Hȃyȃ; Strong’s #1961 – Nehemiah 9:30 You were patient with them. By your Spirit, you admonished them through your prophets (NIV).
Balaam – Numbers 24:2
Othniel – Judges 3:10
Jephthah – Judges 11:29
King Saul’s men – 1 Samuel 19: 20
Azariah son of Oded for King Asa – 2 Chronicles 15:1
Jahaziel descendent of Asaph for King Jehoshaphat – 2 Chronicles 20:14, 20
According to Strong’s/Vines Concordance when used as a verb it emphasizes that a person is present. This is also the word when God told Moses, “I am (hȃyȃ) that I am (hȃyȃ). Most people will recognize Balaam, the deceiver, and Jephthah, a man of faith (Hebrews 11: 32), but the rest of these men are mentioned once and no more. It would seem that this is the “lightest” connection with the Holy Spirit in the Old Testament; the reason I say this is because of duration, not intensity. The word Hȃyȃ is a very interesting word that is used in many contexts (future study).
There are many men and women who were prophets in the Old Testament and most of them have no record as to when or how the Spirit moved on them to prophecy (or see visions/dreams). Othniel and Jephthah were judges and their touch by the Spirit is in connection with them doing that task. The last three on the list prophesied, once, and we never see them again. Balaam’s (See The Lord Your/My God) words to Balak (Numbers 23, 24) are “good” words but his life and actions are wrong; still, he was used by the Spirit.
The First We Knew of the Holy Spirit
Genesis 1:2 – The Holy Spirit was hovering over the waters. (He was waiting to start His work on Earth.)
6:3 – The Spirit will not contend with a man for more than 120 years. (Joseph Prince makes the point that this is because the seed of man – at that time- was contaminated by the spirits who were “marrying” women.)
Psalm 104: 30 – When the Spirit is sent He refreshes the earth and animals are born.
Job 33: 4 The Spirit of God has made me; the breath of the Almighty gives me life. (NIV)
34: 14 + 15 If He withdrew His breath all mankind would perish.

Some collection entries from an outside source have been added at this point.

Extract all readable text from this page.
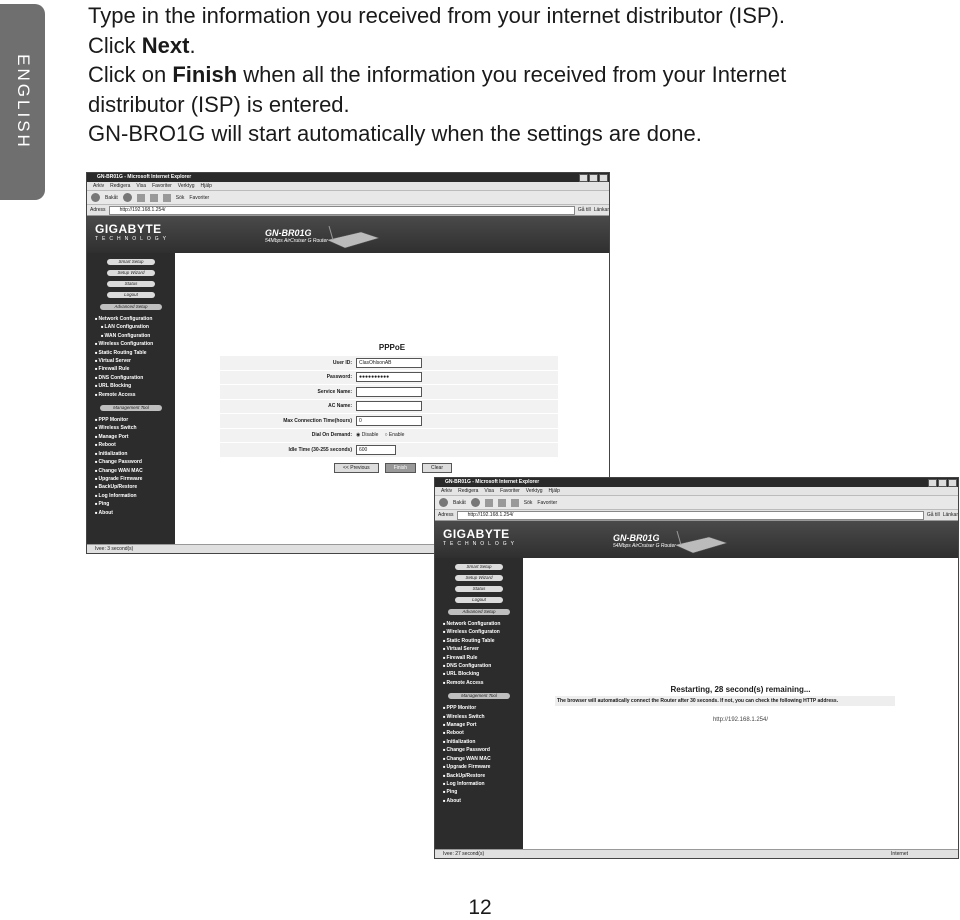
ENGLISH

Type in the information you received from your internet distributor (ISP).

Click Next.

Click on Finish when all the information you received from your Internet

distributor (ISP) is entered.

GN-BRO1G will start automatically when the settings are done.

GN-BR01G - Microsoft Internet Explorer
Arkiv Redigera Visa Favoriter Verktyg Hjälp
Bakåt	Sök Favoriter
Adress	http://192.168.1.254/	Gå till Länkar
GIGABYTE
TECHNOLOGY
GN-BR01G
54Mbps AirCruiser G Router
Smart Setup
Setup Wizard
Status
Logout
Advanced Setup
■ Network Configuration
■ LAN Configuration
■ WAN Configuration
■ Wireless Configuration
■ Static Routing Table
■ Virtual Server
■ Firewall Rule
■ DNS Configuration
■ URL Blocking
■ Remote Access
Management Tool
■ PPP Monitor
■ Wireless Switch
■ Manage Port
■ Reboot
■ Initialization
■ Change Password
■ Change WAN MAC
■ Upgrade Firmware
■ BackUp/Restore
■ Log Information
■ Ping
■ About
PPPoE
User ID:	ClasOhlsonAB
Password:	●●●●●●●●●●
Service Name:
AC Name:
Max Connection Time(hours)	0
Dial On Demand: ◉ Disable ○ Enable
Idle Time (30-255 seconds)	600
<< Previous	Finish	Clear
Ivee: 3 second(s)
GN-BR01G - Microsoft Internet Explorer
Arkiv Redigera Visa Favoriter Verktyg Hjälp
Bakåt	Sök Favoriter
Adress	http://192.168.1.254/	Gå till Länkar
GIGABYTE
TECHNOLOGY
GN-BR01G
54Mbps AirCruiser G Router
Smart Setup
Setup Wizard
Status
Logout
Advanced Setup
■ Network Configuration
■ Wireless Configuraton
■ Static Routing Table
■ Virtual Server
■ Firewall Rule
■ DNS Configuration
■ URL Blocking
■ Remote Access
Management Tool
■ PPP Monitor
■ Wireless Switch
■ Manage Port
■ Reboot
■ Initialization
■ Change Password
■ Change WAN MAC
■ Upgrade Firmware
■ BackUp/Restore
■ Log Information
■ Ping
■ About
Restarting, 28 second(s) remaining...
The browser will automatically connect the Router after 30 seconds. If not, you can check the following HTTP address.
http://192.168.1.254/
Ivee: 27 second(s)	Internet
12
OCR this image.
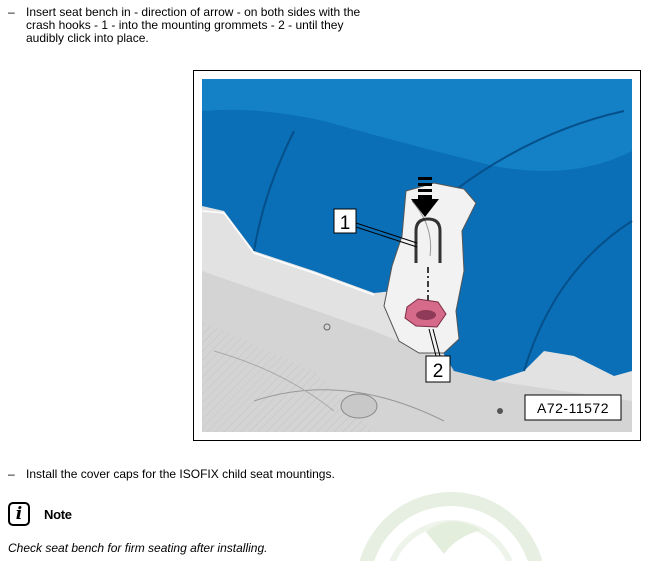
– Insert seat bench in - direction of arrow - on both sides with the crash hooks - 1 - into the mounting grommets - 2 - until they audibly click into place.
1
2
A72-11572
– Install the cover caps for the ISOFIX child seat mountings.
i	Note
Check seat bench for firm seating after installing.
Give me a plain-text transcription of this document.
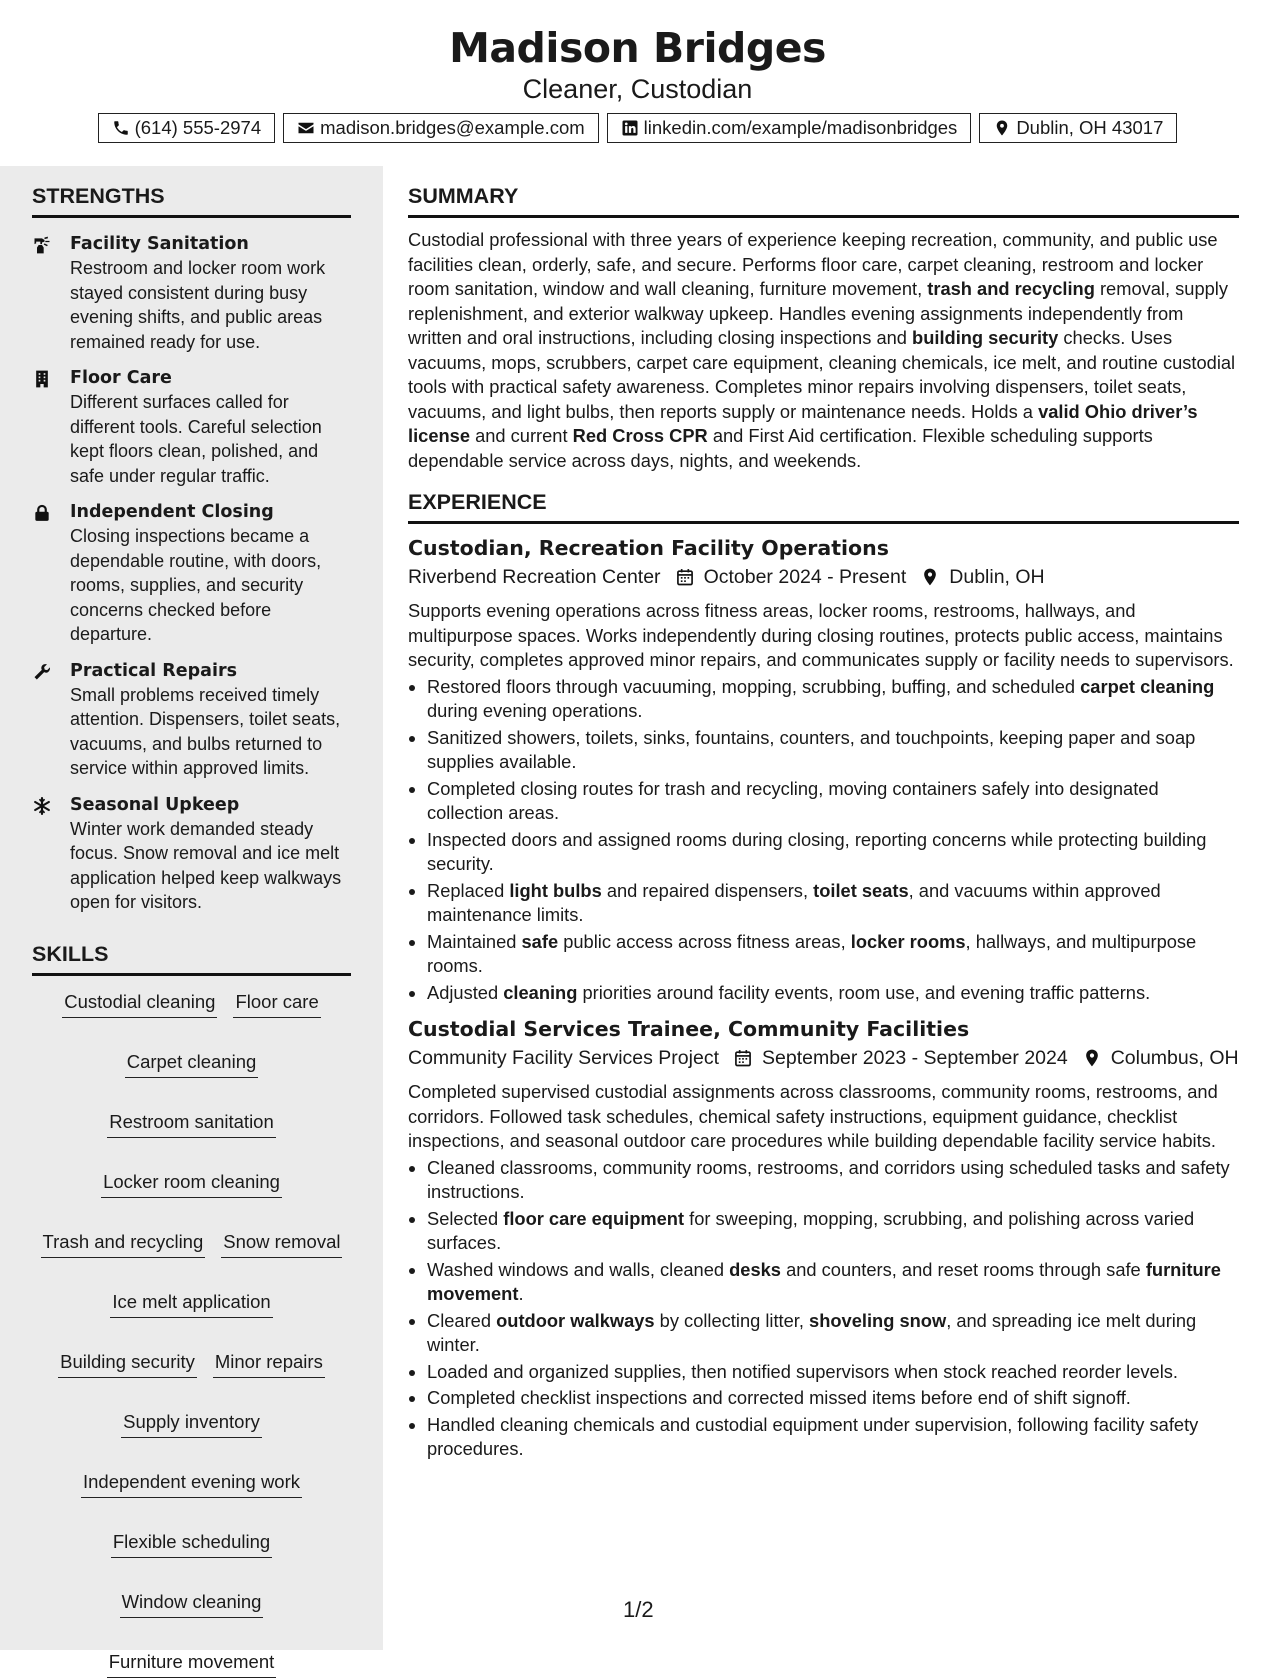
Madison Bridges
Cleaner, Custodian
(614) 555-2974	madison.bridges@example.com	linkedin.com/example/madisonbridges	Dublin, OH 43017
STRENGTHS
Facility Sanitation
Restroom and locker room work stayed consistent during busy evening shifts, and public areas remained ready for use.
Floor Care
Different surfaces called for different tools. Careful selection kept floors clean, polished, and safe under regular traffic.
Independent Closing
Closing inspections became a dependable routine, with doors, rooms, supplies, and security concerns checked before departure.
Practical Repairs
Small problems received timely attention. Dispensers, toilet seats, vacuums, and bulbs returned to service within approved limits.
Seasonal Upkeep
Winter work demanded steady focus. Snow removal and ice melt application helped keep walkways open for visitors.
SKILLS
Custodial cleaning Floor care
Carpet cleaning
Restroom sanitation
Locker room cleaning
Trash and recycling Snow removal
Ice melt application
Building security Minor repairs
Supply inventory
Independent evening work
Flexible scheduling
Window cleaning
Furniture movement
SUMMARY
Custodial professional with three years of experience keeping recreation, community, and public use facilities clean, orderly, safe, and secure. Performs floor care, carpet cleaning, restroom and locker room sanitation, window and wall cleaning, furniture movement, trash and recycling removal, supply replenishment, and exterior walkway upkeep. Handles evening assignments independently from written and oral instructions, including closing inspections and building security checks. Uses vacuums, mops, scrubbers, carpet care equipment, cleaning chemicals, ice melt, and routine custodial tools with practical safety awareness. Completes minor repairs involving dispensers, toilet seats, vacuums, and light bulbs, then reports supply or maintenance needs. Holds a valid Ohio driver’s license and current Red Cross CPR and First Aid certification. Flexible scheduling supports dependable service across days, nights, and weekends.
EXPERIENCE
Custodian, Recreation Facility Operations
Riverbend Recreation Center October 2024 - Present Dublin, OH
Supports evening operations across fitness areas, locker rooms, restrooms, hallways, and multipurpose spaces. Works independently during closing routines, protects public access, maintains security, completes approved minor repairs, and communicates supply or facility needs to supervisors.
• Restored floors through vacuuming, mopping, scrubbing, buffing, and scheduled carpet cleaning during evening operations.
• Sanitized showers, toilets, sinks, fountains, counters, and touchpoints, keeping paper and soap supplies available.
• Completed closing routes for trash and recycling, moving containers safely into designated collection areas.
• Inspected doors and assigned rooms during closing, reporting concerns while protecting building security.
• Replaced light bulbs and repaired dispensers, toilet seats, and vacuums within approved maintenance limits.
• Maintained safe public access across fitness areas, locker rooms, hallways, and multipurpose rooms.
• Adjusted cleaning priorities around facility events, room use, and evening traffic patterns.
Custodial Services Trainee, Community Facilities
Community Facility Services Project September 2023 - September 2024 Columbus, OH
Completed supervised custodial assignments across classrooms, community rooms, restrooms, and corridors. Followed task schedules, chemical safety instructions, equipment guidance, checklist inspections, and seasonal outdoor care procedures while building dependable facility service habits.
• Cleaned classrooms, community rooms, restrooms, and corridors using scheduled tasks and safety instructions.
• Selected floor care equipment for sweeping, mopping, scrubbing, and polishing across varied surfaces.
• Washed windows and walls, cleaned desks and counters, and reset rooms through safe furniture movement.
• Cleared outdoor walkways by collecting litter, shoveling snow, and spreading ice melt during winter.
• Loaded and organized supplies, then notified supervisors when stock reached reorder levels.
• Completed checklist inspections and corrected missed items before end of shift signoff.
• Handled cleaning chemicals and custodial equipment under supervision, following facility safety procedures.
1/2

Having been a Christian a long time I have to admit that I was surprised when I started this study in the series Passover to Pentecost (see the tags at the top of the page). I briefly touched on the topic of the Holy Spirit in the Old Testament. It was interesting to see that there are at least seventy references to the Spirit and His work in the Old Testament.
The above verses reflect His work before His part in the birth of Jesus. They are very much the shadow of His work after the Day of Pentecost, which is giving life to the Church and bringing people to glorify Jesus.